The knowledge of various genetic effects, such as direct and maternal effects and their relationship, is the key to CE improvement for any dairy cattle. In this study, we demonstrated that heritability (h²) estimates for CE in Korean Holsteins ranged from very small to low. In similar Korean Holsteins, a previous study using a sire-maternal grandsire (S-MGS) model for parity-1 progeny [15] revealed direct h² (0.11) and maternal h² (0.05) estimates, somewhat close to those of ours with M4 model estimates. Our results also partially agree with the study by Eaglen and Bijma [17] in Dutch Holstein-Friesian, showing their h² estimates (direct, ~0.08; maternal, ~0.04) in our estimation range. Mujibi and Crews [10] have reported h² estimates (direct, 0.14; maternal, 0.06) for Charolais cattle, also in agreement with ours. For those of very low h² estimates in this study, multiple studies from Iranian Holstein cattle [20,21] provide support with their very small direct (0.02 to 0.041) and maternal h² (0.002 to 0.012) estimates. Similar low h² for direct (0.03) and maternal CE (0.02) were also available from Eaglen et al [13]. However, Roughsedge et al [22] using a linear mixed model indicated a wide range of direct h² among beef breeds (0.13 to 0.35), aside from their agreeable maternal h² range (0.07 to 0.11). Differences among reports are mainly due to differences in fitted factors, model types, trait definitions, breeds, etc. According to some studies [8], linear models tend to yield lower estimates than threshold models. Salimi et al [20] have argued that their large phenotypic variances (or residual variances) compared to genetic variances are possibly arising from their recording methods and herd management practices, inevitably underestimating their population’s direct and maternal components. Eaglen and Bijma [17] have also argued that whether the model is an animal or S-MGS model, some h² parameters (e.g., maternal h²) are prone to inaccurate estimations despite having a sufficiently large dataset.

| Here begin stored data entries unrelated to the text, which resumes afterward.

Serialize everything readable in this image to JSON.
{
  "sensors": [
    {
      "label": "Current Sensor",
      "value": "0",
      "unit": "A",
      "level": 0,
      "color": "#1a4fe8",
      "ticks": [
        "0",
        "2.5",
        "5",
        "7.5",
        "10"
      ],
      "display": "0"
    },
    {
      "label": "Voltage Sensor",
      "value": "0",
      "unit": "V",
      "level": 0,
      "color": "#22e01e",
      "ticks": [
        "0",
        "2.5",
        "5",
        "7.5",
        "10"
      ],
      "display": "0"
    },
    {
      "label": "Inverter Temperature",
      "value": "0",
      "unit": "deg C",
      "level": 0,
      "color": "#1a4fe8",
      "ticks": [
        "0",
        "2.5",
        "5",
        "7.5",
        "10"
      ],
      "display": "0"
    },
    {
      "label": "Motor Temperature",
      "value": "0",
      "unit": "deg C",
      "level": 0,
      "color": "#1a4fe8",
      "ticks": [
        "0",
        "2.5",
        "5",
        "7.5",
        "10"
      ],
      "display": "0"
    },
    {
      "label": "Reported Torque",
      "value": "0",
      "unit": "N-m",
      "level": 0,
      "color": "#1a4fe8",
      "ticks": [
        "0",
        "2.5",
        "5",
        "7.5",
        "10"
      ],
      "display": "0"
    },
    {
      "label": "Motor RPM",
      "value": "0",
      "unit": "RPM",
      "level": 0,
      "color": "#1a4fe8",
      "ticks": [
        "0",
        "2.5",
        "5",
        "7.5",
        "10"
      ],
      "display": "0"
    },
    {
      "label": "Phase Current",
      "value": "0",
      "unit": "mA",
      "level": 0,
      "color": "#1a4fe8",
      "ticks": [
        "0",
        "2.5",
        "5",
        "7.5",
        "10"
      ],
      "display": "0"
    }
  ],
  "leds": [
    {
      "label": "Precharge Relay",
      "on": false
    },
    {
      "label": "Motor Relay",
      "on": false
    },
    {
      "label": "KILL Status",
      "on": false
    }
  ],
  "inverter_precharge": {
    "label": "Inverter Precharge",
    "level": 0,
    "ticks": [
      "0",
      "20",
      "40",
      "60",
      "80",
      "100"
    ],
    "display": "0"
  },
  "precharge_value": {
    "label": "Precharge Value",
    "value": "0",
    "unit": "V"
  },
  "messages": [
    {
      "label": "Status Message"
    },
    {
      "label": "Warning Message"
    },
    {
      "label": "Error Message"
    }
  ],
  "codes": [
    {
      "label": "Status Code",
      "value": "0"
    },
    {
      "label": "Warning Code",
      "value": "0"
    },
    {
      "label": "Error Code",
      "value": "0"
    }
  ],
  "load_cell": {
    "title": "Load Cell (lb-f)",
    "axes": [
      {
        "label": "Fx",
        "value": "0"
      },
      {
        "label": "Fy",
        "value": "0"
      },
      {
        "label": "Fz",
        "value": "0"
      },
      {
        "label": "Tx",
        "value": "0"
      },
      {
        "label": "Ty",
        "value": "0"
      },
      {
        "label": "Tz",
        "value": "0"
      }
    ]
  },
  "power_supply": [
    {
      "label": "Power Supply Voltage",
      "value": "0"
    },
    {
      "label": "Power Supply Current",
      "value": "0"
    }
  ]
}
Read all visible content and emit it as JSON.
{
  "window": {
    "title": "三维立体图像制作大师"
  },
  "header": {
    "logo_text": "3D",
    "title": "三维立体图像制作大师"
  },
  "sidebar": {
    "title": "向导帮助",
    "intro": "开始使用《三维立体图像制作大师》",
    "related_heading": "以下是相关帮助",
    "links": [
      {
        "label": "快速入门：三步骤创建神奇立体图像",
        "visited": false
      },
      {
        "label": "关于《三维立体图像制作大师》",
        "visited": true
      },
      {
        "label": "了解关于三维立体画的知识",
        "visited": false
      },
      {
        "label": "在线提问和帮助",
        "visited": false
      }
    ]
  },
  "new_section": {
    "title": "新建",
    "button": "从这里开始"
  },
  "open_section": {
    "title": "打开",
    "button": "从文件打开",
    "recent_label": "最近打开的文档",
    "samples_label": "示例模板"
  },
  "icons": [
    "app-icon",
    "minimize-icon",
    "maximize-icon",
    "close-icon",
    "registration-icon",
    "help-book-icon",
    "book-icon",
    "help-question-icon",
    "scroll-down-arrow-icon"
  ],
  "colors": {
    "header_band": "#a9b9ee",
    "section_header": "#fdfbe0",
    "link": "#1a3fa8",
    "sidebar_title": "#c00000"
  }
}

In the present study, the genetic correlation estimates between direct and maternal effects varied across models and datasets. Most models indicated a negative association between the two genetic components. The distribution of these effects among animals also supports this negative association (Figure 1), despite some dataset related variations. Overall, our r_dm estimates ranged from lowly negative to strongly negative. Previous reports provide good overall support for our observed negative correlation estimates. Alam et al [15] have used an S-MGS model in Korean Holstein and reported a genetic correlation (−0.68), which supported the present study. Salimi et al [20] and Ghiasi et al [21] have reported somewhat comparable r_dm (−0.41 to −0.43) estimates in Iranian Holstein. The r_dm estimates from the study of Eaglen and Bijma [17] also showed agreeable estimates using an animal model (−0.04 to −0.44). Some agreements in Holstein cattle by a near absence of correlation (i.e., weakly negative to weakly positive) are also available [23,24]. The r_dm estimate varied widely in the literature, and multiple factors could be involved in such variabilities. First, it could be due to differences in breed or population in studies such as beef cattle, in which correlation estimates are often highly negative [25]. Second, a possible estimation bias is also likely to genetic covariance between direct and maternal effects [26].

Figure 1

Distributions of direct EBV and maternal EBV of calving ease in Korean Holstein using four animal models (M1 [HYS], a model having calving herd-year-season effect; M2 [HY+YS], a model having calving herd-year and year-season effects; M3 [HY+S], a model having calving herd-year and season effects; M4 [H+YS], a model having calving herd and year-season effects) and two datasets (DS5, a dataset with ≥5 records per HY level; DS10, a dataset with ≥10 records per HY level). EBV, estimated breeding value.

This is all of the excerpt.